During her last year of school, Dr. Briley came across an opportunity to help with a community-based nutrition education project. “I remember reading the job description and thinking about how my experience and passion could not have been a better fit for the program,” she says. “Luckily, Dr. Courtney Jackson, the project leader, thought so too, and it was the beginning of major changes in my life and career.”
Bob’s Red Mill partnered with NUNM to create a free community-based nutrition program, then known as the ECO Project (Ending Childhood Obesity). As a student, Dr. Briley helped Dr. Jackson to develop the curriculum and implement the first cooking and nutrition series for the program.
These experiences, coupled with her robust education in the classroom, helped propel her into her professional life after graduating.
Hitting the ground running
After graduation, Dr. Briley was hired to develop and expand the program. “Dr. Jackson and I have now worked together for over six years,” Dr. Briley says. “We learned that there was a large audience clamoring for what we provided, and so the ECO Project developed into NUNM’s Food as Medicine Everyday (FAME) series. This eventually led to the creation of the Food As Medicine Institute at NUNM, which now offers conferences, workshops, and a variety of resources to the public as well as a broad spectrum of healthcare practitioners.”
“The small project we created in 2011 has grown way beyond our wildest imaginings,” she adds. “We have been featured in a commercial documentary film, interviewed on TV and in the newspapers, and much more. Our timing was impeccable—more and more people were just discovering the connection between health and nutrition. I was incredibly blessed to be at NUNM at just the right time.”
Balancing education, practice, and family
Dr. Briley now works full time, splitting her time between the Food As Medicine Institute at NUNM and her private practice. “I feel that I have the best of both worlds. I enjoy the diversity of working one-on-one with patients in my clinic and helping them reach their health goals, while also developing the ability to reach more people through my work at NUNM,” she says.

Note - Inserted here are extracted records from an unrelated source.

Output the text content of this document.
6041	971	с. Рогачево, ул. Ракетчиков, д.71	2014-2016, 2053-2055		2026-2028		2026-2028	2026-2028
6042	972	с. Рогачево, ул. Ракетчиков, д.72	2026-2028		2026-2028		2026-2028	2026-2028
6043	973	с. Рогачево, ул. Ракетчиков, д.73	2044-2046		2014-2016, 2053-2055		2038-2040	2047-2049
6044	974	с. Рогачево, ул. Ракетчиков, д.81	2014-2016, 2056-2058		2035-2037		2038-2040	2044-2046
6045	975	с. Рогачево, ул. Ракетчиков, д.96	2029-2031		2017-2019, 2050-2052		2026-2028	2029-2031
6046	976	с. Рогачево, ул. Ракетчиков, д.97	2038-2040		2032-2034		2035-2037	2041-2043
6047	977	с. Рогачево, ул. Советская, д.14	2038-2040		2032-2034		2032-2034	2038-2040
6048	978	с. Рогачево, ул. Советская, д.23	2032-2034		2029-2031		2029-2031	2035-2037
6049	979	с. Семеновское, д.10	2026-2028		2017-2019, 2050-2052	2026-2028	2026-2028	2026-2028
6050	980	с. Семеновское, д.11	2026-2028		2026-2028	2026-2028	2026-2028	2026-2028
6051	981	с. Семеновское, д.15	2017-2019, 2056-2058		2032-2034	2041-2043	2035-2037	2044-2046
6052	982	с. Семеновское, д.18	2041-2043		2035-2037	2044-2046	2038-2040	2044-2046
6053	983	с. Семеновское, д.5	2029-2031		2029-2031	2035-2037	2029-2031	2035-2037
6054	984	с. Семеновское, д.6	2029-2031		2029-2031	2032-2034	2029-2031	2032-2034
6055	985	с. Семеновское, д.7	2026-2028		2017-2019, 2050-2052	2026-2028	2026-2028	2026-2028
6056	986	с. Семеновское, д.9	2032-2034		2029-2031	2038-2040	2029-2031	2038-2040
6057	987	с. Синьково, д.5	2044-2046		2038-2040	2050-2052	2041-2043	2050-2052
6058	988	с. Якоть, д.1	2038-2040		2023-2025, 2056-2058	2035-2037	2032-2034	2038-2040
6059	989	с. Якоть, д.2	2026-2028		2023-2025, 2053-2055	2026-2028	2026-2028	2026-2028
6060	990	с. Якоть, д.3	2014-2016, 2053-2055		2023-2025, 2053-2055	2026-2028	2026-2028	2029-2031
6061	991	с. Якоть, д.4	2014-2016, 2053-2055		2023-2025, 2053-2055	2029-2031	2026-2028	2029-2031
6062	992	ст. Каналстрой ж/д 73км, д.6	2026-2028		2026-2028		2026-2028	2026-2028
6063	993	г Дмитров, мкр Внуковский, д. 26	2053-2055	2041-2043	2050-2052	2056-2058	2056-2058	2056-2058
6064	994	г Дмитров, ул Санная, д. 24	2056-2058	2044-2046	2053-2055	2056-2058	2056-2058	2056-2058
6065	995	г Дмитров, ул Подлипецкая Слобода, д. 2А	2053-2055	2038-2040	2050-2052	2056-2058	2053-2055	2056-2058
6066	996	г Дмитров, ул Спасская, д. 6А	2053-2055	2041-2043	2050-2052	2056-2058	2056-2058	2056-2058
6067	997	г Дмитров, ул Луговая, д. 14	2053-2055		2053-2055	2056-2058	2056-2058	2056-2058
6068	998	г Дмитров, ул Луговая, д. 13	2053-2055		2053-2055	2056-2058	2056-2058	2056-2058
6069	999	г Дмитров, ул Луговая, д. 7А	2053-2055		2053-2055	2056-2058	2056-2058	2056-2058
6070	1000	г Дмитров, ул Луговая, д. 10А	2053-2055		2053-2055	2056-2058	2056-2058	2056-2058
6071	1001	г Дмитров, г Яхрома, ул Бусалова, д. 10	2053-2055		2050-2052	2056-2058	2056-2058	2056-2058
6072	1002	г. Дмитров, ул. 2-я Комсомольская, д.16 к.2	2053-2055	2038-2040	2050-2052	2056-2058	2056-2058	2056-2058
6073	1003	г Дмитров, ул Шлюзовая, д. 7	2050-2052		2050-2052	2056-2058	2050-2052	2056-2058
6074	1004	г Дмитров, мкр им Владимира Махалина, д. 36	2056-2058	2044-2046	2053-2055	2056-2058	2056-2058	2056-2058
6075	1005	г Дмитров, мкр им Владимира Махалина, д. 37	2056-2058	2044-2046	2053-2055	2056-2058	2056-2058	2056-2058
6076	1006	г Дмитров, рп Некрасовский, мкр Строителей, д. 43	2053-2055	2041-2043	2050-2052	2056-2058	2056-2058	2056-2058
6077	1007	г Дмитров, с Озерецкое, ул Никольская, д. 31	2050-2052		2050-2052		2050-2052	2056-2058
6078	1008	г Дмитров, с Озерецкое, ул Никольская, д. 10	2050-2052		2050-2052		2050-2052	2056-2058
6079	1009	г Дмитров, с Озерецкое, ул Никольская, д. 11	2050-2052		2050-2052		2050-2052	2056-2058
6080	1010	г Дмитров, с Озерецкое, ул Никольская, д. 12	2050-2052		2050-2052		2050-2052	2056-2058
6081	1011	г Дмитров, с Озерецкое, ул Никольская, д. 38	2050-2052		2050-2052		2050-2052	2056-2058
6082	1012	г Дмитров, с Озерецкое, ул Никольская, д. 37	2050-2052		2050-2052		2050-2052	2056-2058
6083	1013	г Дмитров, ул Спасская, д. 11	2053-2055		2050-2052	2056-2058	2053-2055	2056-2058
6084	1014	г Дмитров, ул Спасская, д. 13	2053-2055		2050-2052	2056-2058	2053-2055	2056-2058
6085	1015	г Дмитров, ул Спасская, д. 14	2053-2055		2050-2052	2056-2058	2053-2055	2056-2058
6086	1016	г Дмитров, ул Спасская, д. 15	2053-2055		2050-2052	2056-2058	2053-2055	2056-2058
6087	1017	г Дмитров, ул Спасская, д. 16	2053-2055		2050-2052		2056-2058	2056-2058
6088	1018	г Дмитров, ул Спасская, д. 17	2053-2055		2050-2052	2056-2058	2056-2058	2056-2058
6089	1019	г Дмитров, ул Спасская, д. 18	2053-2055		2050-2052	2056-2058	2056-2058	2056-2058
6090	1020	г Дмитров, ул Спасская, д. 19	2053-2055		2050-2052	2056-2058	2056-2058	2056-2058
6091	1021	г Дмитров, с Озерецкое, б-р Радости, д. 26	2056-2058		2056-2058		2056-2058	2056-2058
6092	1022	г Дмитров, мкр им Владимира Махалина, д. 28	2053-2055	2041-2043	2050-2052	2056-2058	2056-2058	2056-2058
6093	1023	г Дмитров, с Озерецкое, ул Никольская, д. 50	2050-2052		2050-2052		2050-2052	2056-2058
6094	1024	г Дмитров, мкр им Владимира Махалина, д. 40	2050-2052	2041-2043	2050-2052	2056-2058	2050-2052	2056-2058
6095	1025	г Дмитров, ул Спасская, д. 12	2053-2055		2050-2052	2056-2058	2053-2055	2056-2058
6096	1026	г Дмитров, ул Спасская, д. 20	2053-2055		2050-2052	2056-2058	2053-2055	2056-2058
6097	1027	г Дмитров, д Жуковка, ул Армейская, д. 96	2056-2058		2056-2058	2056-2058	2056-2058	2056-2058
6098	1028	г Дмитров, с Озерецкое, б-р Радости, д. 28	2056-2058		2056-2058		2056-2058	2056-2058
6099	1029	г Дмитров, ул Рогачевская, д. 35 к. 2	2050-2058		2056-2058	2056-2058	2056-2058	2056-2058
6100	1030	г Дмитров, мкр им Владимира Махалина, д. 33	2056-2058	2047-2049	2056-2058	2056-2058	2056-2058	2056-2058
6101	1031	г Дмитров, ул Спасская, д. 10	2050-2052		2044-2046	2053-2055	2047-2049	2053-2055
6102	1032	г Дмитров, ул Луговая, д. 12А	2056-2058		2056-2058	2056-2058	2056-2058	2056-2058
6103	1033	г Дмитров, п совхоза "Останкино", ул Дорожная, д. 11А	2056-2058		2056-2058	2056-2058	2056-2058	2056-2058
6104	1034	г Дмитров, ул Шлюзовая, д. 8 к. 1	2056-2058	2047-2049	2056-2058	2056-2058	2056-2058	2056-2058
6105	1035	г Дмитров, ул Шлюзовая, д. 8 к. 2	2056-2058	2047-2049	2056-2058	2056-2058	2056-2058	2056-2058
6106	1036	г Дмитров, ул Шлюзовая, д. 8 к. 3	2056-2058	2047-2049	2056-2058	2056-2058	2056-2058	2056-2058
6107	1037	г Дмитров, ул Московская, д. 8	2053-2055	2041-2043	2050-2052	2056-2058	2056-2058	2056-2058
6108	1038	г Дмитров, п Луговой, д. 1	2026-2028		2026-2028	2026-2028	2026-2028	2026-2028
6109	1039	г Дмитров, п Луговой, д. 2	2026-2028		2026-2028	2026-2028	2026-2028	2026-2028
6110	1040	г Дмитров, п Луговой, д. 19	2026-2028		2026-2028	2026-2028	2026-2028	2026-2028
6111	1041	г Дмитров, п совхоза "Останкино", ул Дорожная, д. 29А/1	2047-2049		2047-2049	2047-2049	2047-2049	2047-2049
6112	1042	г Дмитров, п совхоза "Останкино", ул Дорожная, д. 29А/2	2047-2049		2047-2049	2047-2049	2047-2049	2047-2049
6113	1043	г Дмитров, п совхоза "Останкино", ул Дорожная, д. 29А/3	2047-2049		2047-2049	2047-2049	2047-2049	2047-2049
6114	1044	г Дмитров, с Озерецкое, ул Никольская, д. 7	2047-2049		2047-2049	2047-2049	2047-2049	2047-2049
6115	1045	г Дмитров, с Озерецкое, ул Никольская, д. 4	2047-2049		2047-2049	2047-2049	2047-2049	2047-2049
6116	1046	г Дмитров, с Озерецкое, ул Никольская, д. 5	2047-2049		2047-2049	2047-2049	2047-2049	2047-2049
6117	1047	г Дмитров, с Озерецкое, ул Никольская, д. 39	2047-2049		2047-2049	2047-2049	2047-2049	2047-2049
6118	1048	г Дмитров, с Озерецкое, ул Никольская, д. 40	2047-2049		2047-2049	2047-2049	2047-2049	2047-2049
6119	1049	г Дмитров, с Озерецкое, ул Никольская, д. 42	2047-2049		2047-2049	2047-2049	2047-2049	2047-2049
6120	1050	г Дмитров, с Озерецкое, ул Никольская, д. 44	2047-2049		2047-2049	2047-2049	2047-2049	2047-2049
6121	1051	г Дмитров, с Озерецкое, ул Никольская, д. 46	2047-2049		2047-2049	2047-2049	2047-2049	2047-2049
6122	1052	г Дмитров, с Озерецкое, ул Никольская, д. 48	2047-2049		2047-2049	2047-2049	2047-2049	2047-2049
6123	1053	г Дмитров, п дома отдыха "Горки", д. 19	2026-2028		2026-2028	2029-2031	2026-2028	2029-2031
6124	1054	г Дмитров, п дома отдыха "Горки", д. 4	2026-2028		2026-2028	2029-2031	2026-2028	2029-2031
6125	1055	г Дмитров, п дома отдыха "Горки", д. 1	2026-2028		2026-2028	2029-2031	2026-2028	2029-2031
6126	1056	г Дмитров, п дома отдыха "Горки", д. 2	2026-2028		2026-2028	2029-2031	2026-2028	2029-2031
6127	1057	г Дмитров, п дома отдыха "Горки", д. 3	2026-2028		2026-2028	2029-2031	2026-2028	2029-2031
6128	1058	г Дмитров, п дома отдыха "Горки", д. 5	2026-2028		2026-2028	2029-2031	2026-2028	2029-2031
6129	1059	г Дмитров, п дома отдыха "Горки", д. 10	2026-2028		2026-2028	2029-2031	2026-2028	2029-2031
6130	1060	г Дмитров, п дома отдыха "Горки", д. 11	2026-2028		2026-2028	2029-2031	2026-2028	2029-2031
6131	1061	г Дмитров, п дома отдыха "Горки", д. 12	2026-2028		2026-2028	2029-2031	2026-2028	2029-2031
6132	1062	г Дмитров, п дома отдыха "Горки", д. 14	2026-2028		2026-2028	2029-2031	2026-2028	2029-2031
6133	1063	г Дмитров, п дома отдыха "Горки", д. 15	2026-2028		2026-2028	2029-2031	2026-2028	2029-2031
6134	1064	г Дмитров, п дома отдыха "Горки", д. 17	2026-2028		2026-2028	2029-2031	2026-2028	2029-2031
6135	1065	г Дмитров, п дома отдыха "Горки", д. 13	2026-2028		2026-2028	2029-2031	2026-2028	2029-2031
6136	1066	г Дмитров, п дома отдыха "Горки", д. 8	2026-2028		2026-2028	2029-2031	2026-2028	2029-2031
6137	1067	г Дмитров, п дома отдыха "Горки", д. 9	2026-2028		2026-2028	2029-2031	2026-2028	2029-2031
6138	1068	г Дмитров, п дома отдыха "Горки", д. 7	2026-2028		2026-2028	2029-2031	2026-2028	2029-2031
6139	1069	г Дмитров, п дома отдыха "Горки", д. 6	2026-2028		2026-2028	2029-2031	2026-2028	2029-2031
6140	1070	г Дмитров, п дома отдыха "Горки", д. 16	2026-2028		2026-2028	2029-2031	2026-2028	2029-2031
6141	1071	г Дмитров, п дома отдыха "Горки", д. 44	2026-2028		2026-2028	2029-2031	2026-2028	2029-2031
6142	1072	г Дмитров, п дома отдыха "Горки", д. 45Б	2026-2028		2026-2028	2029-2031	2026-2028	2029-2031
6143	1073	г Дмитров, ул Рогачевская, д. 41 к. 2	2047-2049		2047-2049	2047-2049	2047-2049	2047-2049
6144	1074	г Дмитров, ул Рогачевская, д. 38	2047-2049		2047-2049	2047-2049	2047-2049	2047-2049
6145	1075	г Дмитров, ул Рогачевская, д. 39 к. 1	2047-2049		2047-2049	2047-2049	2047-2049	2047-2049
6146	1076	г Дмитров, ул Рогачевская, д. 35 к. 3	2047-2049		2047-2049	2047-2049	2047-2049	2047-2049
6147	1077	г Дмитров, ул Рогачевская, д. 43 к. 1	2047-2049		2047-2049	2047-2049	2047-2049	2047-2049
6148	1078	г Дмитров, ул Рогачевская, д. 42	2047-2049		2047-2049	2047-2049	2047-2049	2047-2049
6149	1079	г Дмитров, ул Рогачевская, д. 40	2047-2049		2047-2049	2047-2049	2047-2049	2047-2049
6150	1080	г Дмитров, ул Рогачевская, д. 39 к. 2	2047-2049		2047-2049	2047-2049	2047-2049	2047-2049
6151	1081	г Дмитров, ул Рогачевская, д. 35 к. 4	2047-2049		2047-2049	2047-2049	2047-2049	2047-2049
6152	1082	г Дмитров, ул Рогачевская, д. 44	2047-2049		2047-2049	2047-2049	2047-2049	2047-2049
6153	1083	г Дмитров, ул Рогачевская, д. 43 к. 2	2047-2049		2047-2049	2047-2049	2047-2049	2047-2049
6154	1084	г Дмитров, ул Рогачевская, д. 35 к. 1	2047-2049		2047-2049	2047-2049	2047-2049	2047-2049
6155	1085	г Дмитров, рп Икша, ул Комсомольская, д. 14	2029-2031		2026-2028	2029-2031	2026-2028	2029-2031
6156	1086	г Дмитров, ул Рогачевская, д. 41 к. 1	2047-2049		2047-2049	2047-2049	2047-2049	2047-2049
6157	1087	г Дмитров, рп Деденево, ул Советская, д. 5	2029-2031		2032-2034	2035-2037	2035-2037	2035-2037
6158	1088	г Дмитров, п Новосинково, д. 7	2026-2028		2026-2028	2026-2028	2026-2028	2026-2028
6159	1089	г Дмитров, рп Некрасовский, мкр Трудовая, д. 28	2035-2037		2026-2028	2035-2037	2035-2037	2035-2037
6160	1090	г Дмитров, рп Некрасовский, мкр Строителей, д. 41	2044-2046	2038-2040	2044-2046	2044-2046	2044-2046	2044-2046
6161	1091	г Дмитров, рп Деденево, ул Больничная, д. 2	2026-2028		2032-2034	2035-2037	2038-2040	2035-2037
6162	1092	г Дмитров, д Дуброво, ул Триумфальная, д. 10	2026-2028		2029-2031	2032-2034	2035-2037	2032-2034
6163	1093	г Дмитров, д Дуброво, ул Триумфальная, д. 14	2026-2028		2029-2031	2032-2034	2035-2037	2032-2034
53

She and Dr. Jackson also published a book, Food As Medicine Everyday, Reclaim Your Health with Whole Foods, and they have been working to make FAME a national program by training other naturopathic doctors and nutritionists to implement the program in their communities. “I hope the FAME series will not only benefit the public, but also can provide an additional opportunity for ND and nutrition graduates,” she says.
Advice for aspiring NDs
Dr. Briley finds her work to be very valuable to her patients. “I like knowing that I am providing a service and approach to health care that people want and need,” she says. “I feel it is my job to educate patients on every aspect of their health; whether explaining normal physiology, understanding their lab results, or why a certain diet approach will help their condition, for example. Empowering a patient is one of the most important things I do.”
“The flexibility of my profession has allowed me to grow and pursue opportunities that I would not have thought possible just six years post-graduation. I have been able to grow and maintain a successful clinical practice while also continuing to provide community-based education through the Food As Medicine Institute,” she says. “Not everyone is able to see a naturopathic doctor, but I am reaching more people than I ever could in just a one-on-one clinical practice through these other endeavors, which is deeply gratifying.”
Her best piece of advice for those considering naturopathic medicine is to prepare for the entrepreneurial nature of the field. “There is no cookie-cutter job track for naturopathic doctors,” she says. “There is demand for our medicine and there are many ways to deliver it, the challenge is to figure out what works to your strengths.”